Fichte und Ashtavakragita

Nicht bist du Leib, nicht hast du Leib,
Schmeckender bist du nicht noch Tuender.
Geist deiner Form nach bist du ewig zuschauend –
Teilnahmlos zieh dahin in Seligkeit.
Liebe und Haß sind Haltungen des Sinns,
Sinn ist nirgendwann in dir.
Erwägens bar bist du, Erwachen zur Wahrheit ist dein Wesen, –
Wandlungslos ziehst du dahin in Seligkeit.
In allen Werdewesen dein eigen Selbst
Und alle Werdewesen in deinem Selbst erkennend,
Bar der Ich-sucht, bar der Meinheit sei beseligt.
Worin dieses All erzitternd webt wie Wellen im Meer,
Das bist du allein: da ist kein Zweifel.

In dir, dem endlosen Weltmeer,
Mag die Welle all ihrem Werden gemäß steigen oder fallen:
Das macht dich nicht wachsen, das nimmt dir nichts weg.
Lieber, Geist allein ist deine Form,
nicht verschieden von dir ist diese Welt.
Also woher? wie? und wo? stellst du dir Minderung oder Mehrung vor?
Im alleinen ruhevollen unvergänglichen Ätherraume des Geistigen,
Dem fleckenlosen, der du bist, –
Woher käme da Geburt? woher frommer Dienst an ewiger Satzung?
Und woher gar Ichgefühl?
Was du erblickst, darin strahlst du dich alleinsam wider.

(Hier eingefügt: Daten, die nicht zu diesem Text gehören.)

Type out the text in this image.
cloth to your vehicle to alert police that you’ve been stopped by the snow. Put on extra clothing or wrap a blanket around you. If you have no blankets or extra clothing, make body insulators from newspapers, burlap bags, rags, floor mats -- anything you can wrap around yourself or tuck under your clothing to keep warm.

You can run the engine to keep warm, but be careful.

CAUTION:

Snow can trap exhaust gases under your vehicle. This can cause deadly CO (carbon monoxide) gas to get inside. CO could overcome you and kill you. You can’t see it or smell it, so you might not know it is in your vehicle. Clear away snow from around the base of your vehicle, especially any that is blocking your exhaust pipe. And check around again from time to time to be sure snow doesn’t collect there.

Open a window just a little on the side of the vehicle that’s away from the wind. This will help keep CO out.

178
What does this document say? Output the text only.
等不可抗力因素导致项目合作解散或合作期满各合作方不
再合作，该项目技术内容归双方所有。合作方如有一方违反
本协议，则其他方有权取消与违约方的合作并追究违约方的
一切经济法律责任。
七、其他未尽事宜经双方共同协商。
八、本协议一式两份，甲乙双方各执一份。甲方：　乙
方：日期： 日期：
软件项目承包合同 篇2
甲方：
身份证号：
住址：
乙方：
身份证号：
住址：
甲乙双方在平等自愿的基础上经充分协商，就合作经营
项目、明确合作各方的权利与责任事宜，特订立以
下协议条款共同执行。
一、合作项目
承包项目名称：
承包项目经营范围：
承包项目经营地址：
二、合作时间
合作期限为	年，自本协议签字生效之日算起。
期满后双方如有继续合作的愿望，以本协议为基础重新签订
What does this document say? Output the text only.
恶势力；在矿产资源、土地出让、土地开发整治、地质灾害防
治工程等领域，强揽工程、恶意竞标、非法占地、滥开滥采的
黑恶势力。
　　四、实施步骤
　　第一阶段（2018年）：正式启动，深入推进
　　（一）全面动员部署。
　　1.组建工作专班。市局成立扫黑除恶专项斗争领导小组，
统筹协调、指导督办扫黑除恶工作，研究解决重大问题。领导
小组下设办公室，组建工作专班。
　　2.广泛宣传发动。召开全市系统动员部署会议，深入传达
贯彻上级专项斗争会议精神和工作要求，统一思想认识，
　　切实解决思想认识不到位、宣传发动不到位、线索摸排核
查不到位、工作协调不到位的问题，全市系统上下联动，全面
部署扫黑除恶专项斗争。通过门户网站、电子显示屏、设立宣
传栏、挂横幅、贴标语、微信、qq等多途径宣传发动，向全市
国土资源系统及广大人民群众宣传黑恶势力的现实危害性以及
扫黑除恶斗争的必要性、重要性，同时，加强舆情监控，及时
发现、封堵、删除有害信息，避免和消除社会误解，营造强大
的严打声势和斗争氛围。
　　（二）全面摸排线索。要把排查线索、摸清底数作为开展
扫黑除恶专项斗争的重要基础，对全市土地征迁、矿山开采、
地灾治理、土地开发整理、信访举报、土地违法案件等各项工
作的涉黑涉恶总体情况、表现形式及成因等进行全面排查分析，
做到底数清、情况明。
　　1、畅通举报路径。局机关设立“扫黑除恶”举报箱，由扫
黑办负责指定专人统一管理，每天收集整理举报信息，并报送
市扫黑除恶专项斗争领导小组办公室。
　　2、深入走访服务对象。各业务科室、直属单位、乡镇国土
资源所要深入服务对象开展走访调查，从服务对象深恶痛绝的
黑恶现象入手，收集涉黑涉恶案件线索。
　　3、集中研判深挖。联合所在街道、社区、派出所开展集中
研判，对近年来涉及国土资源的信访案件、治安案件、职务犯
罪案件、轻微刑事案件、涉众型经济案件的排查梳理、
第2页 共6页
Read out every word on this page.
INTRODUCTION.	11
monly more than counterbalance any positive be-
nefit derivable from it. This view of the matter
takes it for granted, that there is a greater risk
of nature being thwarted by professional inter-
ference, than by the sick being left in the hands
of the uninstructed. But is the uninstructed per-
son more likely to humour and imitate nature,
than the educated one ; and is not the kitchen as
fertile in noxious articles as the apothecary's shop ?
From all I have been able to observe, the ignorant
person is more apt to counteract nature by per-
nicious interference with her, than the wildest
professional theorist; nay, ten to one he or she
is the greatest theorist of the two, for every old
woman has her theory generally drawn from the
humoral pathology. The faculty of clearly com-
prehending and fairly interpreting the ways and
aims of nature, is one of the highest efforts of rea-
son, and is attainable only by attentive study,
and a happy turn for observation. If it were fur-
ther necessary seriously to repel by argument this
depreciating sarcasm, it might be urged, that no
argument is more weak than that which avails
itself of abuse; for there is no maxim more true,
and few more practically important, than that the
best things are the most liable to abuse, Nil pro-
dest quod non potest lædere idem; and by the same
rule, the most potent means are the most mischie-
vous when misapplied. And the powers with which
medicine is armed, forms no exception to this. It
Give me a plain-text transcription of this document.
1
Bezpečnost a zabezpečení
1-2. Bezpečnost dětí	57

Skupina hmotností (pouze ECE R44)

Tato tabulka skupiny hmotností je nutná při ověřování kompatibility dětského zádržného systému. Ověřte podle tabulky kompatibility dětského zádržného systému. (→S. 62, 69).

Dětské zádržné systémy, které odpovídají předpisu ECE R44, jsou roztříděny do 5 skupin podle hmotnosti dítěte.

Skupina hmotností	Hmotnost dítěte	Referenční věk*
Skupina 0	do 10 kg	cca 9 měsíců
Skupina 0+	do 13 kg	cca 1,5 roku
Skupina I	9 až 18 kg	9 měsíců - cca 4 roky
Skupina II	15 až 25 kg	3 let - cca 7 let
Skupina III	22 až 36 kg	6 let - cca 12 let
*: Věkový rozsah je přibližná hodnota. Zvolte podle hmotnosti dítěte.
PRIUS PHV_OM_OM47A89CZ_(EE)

(Ashtavakragita, Fünfzehnter Gesang)

Aus dem Zweiten Buch, Wissen, von Fichte:
“In aller Wahrnehmung nimmst du lediglich deinen eigenen Zustand wahr.
Es gibt nichts Sichtbares oder Fühlbares überhaupt, weil es kein Sehen oder Fühlen überhaupt gibt.
Du verbreitest sonach die Empfindbarkeit, und zwar deine eigne … durch die ganze Masse hindurch; und diese selbst ist überall nichts anders als das Empfindbare selbst.

…und alles, was du außer dir erblickst, bist immer du selbst. Man hat dieses Bewußtsein sehr passend Anschauung genannt. In allem Bewußtsein schaue ich mich selbst an; denn ich bin Ich: Für das Subjektive, Das Bewusstseiende, ist es Anschauung. Und das Objektive, das Angeschaute und Bewusste, bin abermals ich selbst, dasselbe Ich, welches auch das anschauende ist – nur eben objektiv, vorschwebend dem Subjektiven.

Du teilst, du begrenzt, du bestimmst die möglichen Formen der Dinge und die Verhältnisse dieser Formen von aller Wahrnehmung vorher.

Es ist nicht im Dinge und strömt nicht von ihm aus. Es strömt von dir aus, in dem es ist und dessen eigenes Wesen es ist.
Und mit dieser Einsicht, Sterblicher, sei frei, und auf ewig erlöset von der Furcht, die dich erniedrigte und quälte. Du wirst nun nicht länger vor einer Notwendigkeit zittern, die nur in deinem Denken ist, nicht länger fürchten von Dingen unterdrückt zu werden, die deine eignen Produkte sind, nicht länger dich, das Denkende, mit dem aus dir selbst hervorgehenden Gedachten in Eine Klasse stellen.

Alle Realität verwandelt sich in einen wunderbaren Traum ohne ein Leben, von welchem geträumt wird, und ohne einen Geist, dem da träumt; in einem Traum, der in einem Traume von sich selbst zusammenhängt. Das Anschauen ist der Traum; das Denken – die Quelle allen Seins, und aller Realität, die ich mir einbilde, meines Seins, meiner Kraft, meiner Zwecke – ist der Traum von jenem Traume.

Die Realität, die du schon erblickt zu haben glaubtest, eine unabhängig von dir vorhandene Sinnenwelt, deren Sklave du zu werden fürchtestest, ist dir verschwunden; denn diese ganze Sinnenwelt ensteht nur durch das Wissen und ist selbst unser Wissen; aber Wissen ist nicht Realität, eben darum, weil es Wissen ist. Du hast die Täuschung eingesehen und kannst, ohne deine bessere Einsicht zu verleugnen, dich nie derselben wieder hingeben.”